La « note » que nous n’avons pas encore clairement exposée est celle de l’unité. L’Eglise est
une. C’est sans doute la note qui est la moins facilement comprise aujourd’hui. L’Eglise est
une, indivise, indivisible et unique. Les apôtres et leurs successeurs ont fondé des églises (au
pluriel, et avec un « e » en minuscule), qui sont autant de réalisations de l’unique Eglise (au
singulier, et avec un « E » en majuscule) fondée par le Christ. Chacune des églises dites
locales ou particulières, et qu’on désigne souvent par l’expression un peu administrative de
diocèse, contient toute la richesse du mystère de l’unique Eglise, en raison de la présence et
du ministère de son évêque, ministère auquel cet évêque a été appelé et consacré par le pape,
l’évêque de Rome, et qu’il exerce en communion avec lui, et par lui, avec tous les évêques de
la catholicité.
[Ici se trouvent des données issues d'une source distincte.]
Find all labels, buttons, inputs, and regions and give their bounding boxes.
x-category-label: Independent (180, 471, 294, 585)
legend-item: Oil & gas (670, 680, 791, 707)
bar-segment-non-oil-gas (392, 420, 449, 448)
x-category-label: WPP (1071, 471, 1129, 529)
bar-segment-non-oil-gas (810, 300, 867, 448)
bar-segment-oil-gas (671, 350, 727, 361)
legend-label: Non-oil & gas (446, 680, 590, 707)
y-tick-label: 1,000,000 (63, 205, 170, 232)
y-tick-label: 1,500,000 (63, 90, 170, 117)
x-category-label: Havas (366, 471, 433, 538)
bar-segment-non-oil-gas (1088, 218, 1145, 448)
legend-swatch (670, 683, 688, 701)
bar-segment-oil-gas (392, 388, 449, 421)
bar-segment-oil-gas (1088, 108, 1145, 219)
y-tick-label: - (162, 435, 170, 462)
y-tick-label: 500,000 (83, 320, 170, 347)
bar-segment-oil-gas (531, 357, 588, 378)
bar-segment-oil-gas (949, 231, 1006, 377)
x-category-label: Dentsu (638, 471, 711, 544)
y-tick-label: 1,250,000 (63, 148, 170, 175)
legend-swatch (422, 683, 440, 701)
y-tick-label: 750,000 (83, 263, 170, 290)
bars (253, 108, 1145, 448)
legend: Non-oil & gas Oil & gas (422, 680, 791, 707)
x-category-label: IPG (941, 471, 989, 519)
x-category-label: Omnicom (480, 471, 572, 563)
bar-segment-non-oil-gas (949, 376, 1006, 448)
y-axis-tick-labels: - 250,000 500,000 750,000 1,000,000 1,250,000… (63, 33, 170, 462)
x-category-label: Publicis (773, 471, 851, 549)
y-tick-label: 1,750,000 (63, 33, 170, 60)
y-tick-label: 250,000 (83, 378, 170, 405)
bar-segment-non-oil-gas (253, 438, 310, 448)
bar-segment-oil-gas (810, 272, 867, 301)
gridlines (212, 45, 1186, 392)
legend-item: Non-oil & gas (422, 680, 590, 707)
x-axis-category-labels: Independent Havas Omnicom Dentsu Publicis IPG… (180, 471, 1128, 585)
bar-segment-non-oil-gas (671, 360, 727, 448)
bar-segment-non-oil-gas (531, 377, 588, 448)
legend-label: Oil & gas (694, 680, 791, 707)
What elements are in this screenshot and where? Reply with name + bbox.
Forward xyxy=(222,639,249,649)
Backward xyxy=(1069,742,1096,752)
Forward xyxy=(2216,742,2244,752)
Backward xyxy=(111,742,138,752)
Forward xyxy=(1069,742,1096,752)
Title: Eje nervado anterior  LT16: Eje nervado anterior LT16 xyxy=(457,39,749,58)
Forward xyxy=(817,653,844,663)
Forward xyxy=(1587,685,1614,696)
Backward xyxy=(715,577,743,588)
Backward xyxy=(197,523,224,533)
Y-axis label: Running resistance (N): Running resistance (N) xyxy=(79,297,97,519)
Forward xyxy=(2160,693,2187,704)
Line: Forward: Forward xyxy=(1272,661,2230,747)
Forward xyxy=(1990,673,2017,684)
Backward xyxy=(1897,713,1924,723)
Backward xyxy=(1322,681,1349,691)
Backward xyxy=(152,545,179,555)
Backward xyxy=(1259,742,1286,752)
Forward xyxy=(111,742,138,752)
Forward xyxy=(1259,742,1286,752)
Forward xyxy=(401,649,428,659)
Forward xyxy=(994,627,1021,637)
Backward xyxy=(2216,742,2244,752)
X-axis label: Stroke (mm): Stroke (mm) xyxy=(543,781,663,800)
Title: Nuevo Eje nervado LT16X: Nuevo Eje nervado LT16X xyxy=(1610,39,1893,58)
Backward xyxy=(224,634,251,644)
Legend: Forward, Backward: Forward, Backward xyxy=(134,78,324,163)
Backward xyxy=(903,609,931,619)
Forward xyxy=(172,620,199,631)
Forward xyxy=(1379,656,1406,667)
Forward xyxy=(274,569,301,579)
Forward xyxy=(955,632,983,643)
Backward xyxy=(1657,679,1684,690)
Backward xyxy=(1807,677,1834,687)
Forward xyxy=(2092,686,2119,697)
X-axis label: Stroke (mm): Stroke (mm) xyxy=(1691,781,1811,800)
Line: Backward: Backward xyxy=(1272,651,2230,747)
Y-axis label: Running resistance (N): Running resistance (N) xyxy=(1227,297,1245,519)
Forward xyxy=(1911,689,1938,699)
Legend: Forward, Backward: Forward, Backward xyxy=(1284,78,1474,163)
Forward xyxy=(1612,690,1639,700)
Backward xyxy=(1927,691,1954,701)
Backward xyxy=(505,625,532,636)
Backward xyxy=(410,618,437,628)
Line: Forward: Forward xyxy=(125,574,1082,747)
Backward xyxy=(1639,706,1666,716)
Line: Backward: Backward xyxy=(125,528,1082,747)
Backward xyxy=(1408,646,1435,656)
Cette communion apostolique est d’ailleurs signifiée dans la liturgie
d’ordination d’un évêque : si un seul évêque peut ordonner un nombre indéfini de prêtres et
de diacres, pour ordonner un seul évêque il faut au moins trois évêques. Le prêtre et le diacre
sont rattachés à leur seul évêque, l’évêque est rattaché non pas au seul pape, mais au collège
épiscopal autour du pape. Du point de vue de son ordination est un évêque comme les autres
(c’est pourquoi il paraît plus convenable qu’il porte la mitre plutôt que la tiare), même si du
point de vue de la juridiction il a une autorité plus large.
Le pape est le premier ministre ou le premier serviteur de l’unité de l’Eglise : unité de foi et
d’enseignement, unité dans l’ordre de la pratique des sacrements, unité dans la discipline de la
vie évangélique (qu’on peut aussi appeler la discipline des mœurs). Cela ne s’oppose pas à
des diversités légitimes à d’autres niveaux : diversité d’organisations locales, diversité de
charismes dans la vie consacrée, diversité de rites liturgiques.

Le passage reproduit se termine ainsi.